Por Odoardo Carsughi

Uma matéria recente do The Washington Post (WP) revelou um aspecto interessante sobre a complexidade do mundo em que vivemos e muitas empresas não se dão conta.

Alguns podem torcer o nariz para a fonte e dizer: ah, mas o Post é um jornal progressista, que faz este tipo de coisa para se colocar como paladino da verdade e ganhar prêmios Pulitzer. Sim, o Post já ganhou 47 vezes o Pulitzer. E é a mídia que na década de 1970 liderou as investigações do Escândalo do Watergate que ajudou em muito no processo de renúncia do então presidente Richard Nixon. Gostemos ou não, validem ou não, o WP é um player importante e respeitado na mídia mundial. Caso eu não valide o WP, há milhões de pessoas que o validam. Milhões de consumidores. Este é um ponto extremamente importante deste arrazoado que farei.

Independente destes fatos, quero, com meu artigo, demonstrar que o mundo mudou e muita gente ainda não percebeu. Isso para mim se chama a síndrome do sapo fervido.
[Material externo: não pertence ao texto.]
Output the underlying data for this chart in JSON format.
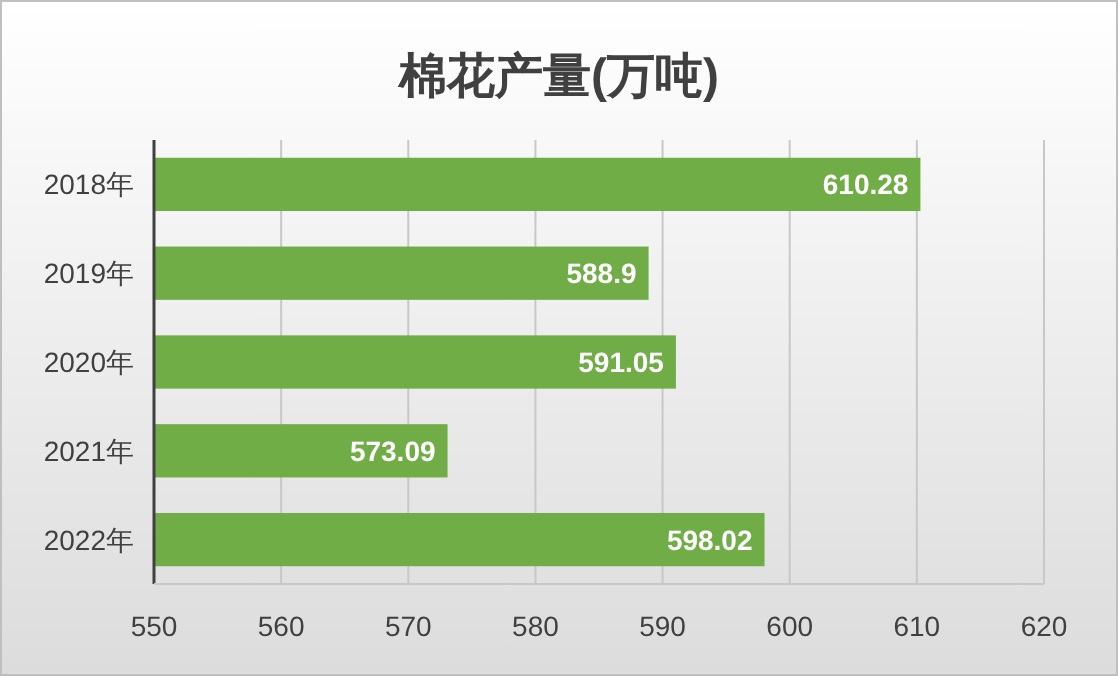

O WP trouxe luz a uma sindicância interna do Congresso Americano sobre a cadeia de fornecimento da indústria automobilística. Essa sindicância interna está sendo liderada pelo senador democrata Ron Wyden, que preside uma comissão de finanças por lá. 

Alguns vão torcer o nariz de novo e dizer: ah, mas essa é a agenda progressista dos democratas que só quer fazer barulho e não ajuda em nada a resolver os dilemas e problemas atuais que o mundo enfrenta. Não vamos por essa linha. Essa agenda é apoiada também pelos republicanos. Talvez por diferentes razões, mas é apoiada por muitos republicanos.

Vamos apenas entender tudo isso como uma dinâmica do capitalismo de stakeholders e não mais o antigo capitalismo de shareholders. O mundo mudou, concordemos ou não. E não dá, por enquanto, para querer viver em outro mundo…

Long story short: esse senador acusa a Lear Corporation, que é uma fornecedora gigante da indústria automobilística, de não se empenhar o bastante para garantir que na cadeia de suprimentos de sua produção de bancos em couro haja respeito à legislação que proíbe trabalho análogo à escravidão e couro proveniente de gado criado em áreas desmatadas na Amazônia.

Adicionalmente, o senador acusa uma das fornecedoras de couro da Lear, a JBS, de fazer vistas grossas a gado proveniente de fazendas na Amazônia que foram desmatadas ilegalmente. Afirma também que são colocadas empresas terceiras no meio do caminho para “diluir” e “distanciar” a JBS deste problema e da responsabilidade sobre a cadeia de suprimentos. Cita o termo cattle-laundering (lavagem de gado), fazendo uma analogia ao termo money-laundering (lavagem de dinheiro), que é o tradicionalmente conhecido. 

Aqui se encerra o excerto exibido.